Ironically, says Evert, PPWP doesn't perform the specific procedure that the federal act purports to ban -- a later-term procedure called dilation and extraction. Nor do they perform any other abortions after 18 weeks -- so very few of their patients' records would have fallen within the subpoena's reach. Evert suspects PPWP was targeted because a Magee-Womens Hospital physician and researcher, Mitch Creinin, testified as an expert witness in the San Francisco case.

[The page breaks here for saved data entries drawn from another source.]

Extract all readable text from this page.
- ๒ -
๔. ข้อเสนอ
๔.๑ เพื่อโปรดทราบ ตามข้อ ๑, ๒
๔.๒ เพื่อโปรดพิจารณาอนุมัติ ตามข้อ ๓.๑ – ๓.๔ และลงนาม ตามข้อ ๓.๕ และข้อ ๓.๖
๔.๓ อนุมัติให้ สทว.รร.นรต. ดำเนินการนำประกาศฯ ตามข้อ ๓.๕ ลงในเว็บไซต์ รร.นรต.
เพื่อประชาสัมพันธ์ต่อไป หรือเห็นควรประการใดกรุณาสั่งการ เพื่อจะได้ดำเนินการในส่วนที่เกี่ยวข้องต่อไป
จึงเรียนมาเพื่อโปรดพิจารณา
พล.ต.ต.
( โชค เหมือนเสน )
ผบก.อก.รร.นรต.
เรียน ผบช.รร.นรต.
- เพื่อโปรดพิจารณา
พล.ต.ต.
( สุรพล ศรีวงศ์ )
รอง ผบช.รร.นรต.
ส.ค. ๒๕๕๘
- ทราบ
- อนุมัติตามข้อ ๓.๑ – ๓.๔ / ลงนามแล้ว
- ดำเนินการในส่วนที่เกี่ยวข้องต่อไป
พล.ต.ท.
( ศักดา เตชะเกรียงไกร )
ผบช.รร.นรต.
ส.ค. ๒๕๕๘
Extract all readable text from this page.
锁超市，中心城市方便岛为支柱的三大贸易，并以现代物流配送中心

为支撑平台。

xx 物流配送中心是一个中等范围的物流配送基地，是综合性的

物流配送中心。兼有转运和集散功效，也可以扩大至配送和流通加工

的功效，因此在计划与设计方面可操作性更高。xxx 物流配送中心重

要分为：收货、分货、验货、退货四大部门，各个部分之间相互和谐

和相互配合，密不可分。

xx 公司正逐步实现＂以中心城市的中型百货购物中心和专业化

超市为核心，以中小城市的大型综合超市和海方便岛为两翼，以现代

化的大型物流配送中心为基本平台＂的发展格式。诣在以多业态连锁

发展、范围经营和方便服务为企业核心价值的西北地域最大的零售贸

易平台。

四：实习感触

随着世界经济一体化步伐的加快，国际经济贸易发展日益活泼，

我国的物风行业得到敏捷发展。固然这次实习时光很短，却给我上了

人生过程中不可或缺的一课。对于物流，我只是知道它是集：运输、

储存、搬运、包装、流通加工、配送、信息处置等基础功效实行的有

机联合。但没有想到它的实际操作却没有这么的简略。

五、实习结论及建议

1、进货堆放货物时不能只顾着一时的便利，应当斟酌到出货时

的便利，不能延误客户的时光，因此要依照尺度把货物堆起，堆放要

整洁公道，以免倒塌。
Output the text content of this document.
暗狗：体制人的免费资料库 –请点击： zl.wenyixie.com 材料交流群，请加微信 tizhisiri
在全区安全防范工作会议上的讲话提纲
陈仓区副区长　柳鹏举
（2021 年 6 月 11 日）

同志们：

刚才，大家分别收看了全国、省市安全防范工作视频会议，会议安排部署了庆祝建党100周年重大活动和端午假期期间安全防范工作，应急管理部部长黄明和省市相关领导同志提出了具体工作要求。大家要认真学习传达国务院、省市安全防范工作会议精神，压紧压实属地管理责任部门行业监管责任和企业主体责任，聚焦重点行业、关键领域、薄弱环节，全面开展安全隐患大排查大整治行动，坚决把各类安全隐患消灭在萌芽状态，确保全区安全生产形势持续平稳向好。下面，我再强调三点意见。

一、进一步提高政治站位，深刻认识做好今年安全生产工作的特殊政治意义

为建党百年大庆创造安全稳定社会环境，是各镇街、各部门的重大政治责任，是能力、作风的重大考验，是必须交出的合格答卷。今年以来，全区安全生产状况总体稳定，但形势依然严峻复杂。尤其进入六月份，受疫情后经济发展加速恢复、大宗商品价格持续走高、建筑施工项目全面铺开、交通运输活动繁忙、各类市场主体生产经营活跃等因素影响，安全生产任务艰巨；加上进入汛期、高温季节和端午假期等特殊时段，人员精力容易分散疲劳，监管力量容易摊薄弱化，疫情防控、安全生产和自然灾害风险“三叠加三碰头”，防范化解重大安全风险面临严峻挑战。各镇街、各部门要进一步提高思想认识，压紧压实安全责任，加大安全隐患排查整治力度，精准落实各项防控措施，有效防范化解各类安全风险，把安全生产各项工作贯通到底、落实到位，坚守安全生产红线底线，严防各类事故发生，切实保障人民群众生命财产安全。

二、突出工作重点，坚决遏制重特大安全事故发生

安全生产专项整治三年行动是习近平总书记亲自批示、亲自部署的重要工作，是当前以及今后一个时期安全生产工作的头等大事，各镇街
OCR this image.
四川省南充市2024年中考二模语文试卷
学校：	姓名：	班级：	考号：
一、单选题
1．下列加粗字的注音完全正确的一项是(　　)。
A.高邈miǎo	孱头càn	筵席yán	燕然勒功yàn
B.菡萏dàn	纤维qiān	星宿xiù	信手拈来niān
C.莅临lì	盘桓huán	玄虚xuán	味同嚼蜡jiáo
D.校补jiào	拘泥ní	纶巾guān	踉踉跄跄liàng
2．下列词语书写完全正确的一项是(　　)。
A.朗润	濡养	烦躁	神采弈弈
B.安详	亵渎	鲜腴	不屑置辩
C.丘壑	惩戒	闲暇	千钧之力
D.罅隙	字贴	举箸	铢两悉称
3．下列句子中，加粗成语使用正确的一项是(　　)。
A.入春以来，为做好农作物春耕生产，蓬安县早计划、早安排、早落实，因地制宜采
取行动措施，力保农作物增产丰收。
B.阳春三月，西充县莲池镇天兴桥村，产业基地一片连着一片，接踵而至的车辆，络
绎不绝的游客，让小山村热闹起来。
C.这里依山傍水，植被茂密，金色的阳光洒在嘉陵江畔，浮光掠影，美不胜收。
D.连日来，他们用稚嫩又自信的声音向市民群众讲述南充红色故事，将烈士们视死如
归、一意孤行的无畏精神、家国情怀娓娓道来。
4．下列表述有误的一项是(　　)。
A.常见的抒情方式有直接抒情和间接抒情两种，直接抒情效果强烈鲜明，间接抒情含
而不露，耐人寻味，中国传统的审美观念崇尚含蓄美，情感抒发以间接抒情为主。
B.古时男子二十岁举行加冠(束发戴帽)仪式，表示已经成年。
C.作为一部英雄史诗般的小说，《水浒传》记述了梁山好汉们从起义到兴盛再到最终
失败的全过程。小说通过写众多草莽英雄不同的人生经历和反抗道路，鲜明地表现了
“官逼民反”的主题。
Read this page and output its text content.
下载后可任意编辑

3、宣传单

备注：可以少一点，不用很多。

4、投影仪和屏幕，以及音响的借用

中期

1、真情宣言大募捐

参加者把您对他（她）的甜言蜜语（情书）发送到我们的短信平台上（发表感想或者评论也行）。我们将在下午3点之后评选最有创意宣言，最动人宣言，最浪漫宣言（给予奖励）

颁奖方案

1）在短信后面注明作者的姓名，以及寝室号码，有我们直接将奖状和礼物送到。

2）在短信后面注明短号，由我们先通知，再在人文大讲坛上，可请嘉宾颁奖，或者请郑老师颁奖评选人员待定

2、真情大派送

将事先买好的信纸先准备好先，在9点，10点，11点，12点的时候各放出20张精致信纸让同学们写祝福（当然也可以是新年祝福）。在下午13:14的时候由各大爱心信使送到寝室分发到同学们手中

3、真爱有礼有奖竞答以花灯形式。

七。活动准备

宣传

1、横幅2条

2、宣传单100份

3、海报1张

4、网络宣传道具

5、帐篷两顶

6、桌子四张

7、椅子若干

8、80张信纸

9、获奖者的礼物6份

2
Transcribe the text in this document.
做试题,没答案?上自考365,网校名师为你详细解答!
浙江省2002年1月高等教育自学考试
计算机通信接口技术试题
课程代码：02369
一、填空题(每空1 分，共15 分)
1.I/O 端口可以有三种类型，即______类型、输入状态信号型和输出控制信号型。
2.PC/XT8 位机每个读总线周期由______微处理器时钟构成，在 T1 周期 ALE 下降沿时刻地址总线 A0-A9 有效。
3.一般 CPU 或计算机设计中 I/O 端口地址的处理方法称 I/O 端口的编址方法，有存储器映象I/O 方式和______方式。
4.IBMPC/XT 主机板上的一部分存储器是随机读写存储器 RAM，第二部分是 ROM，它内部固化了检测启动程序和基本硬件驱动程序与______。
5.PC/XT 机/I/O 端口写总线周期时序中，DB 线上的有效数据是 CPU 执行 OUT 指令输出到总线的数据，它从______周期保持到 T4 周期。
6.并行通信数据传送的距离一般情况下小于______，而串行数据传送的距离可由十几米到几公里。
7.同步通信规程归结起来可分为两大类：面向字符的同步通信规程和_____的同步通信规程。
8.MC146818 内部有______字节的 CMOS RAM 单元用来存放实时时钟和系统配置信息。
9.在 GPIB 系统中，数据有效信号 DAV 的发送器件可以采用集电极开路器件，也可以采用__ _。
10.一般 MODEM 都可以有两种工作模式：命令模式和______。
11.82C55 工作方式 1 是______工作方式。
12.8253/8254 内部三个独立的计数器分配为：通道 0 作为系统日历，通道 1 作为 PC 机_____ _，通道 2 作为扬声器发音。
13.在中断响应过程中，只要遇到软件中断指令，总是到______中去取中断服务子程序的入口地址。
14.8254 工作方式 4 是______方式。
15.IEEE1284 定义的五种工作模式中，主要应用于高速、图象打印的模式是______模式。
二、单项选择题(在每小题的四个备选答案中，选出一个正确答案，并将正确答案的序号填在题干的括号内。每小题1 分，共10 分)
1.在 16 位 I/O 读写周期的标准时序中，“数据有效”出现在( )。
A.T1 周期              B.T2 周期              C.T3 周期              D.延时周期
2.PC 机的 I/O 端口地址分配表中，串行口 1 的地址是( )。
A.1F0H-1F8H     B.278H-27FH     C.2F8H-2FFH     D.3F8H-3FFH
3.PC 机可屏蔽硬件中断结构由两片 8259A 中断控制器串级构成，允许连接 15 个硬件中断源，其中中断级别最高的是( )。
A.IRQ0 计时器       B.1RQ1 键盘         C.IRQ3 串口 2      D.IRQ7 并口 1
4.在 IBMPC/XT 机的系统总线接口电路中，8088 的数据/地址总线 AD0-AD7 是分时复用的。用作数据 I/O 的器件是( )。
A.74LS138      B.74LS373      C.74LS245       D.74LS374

Plaintiffs have argued that the ban is unconstitutionally vague (and could then be interpreted to apply to other abortion methods) and that it doesn't provide exceptions for the mother's health, the same criticisms that the U.S. Supreme Court -- particularly Justice Sandra Day O'Connor -- had made of a similar Nebraska law in 2000.

 

"Women who have to have terminations very late in pregnancy ... are almost exclusively women who have terrible pregnancies," Evert says. "People like to think it's that promiscuous teen-ager out there who rather than use birth control will have abortion after abortion, [not] people who had planned, wanted pregnancies who couldn't continue [them]." According to the Boston Globe, just 0.17 percent of abortions annually used the procedure before the ban.

 

On March 29, subpoenas specifically targeted to several Planned Parenthood chapters, including Pittsburgh, were ruled against in the San Francisco case. However, until last week, the DOJ was still after records from at least one New York hospital. Arguments in the San Francisco case concluded April 16. "We're waiting for a ruling," Evert says.

 

Although the subpoena brought the local Planned Parenthood office 15 minutes of fame, Evert says she doesn't plan to put it on display: "It doesn't really look that good. They faxed it."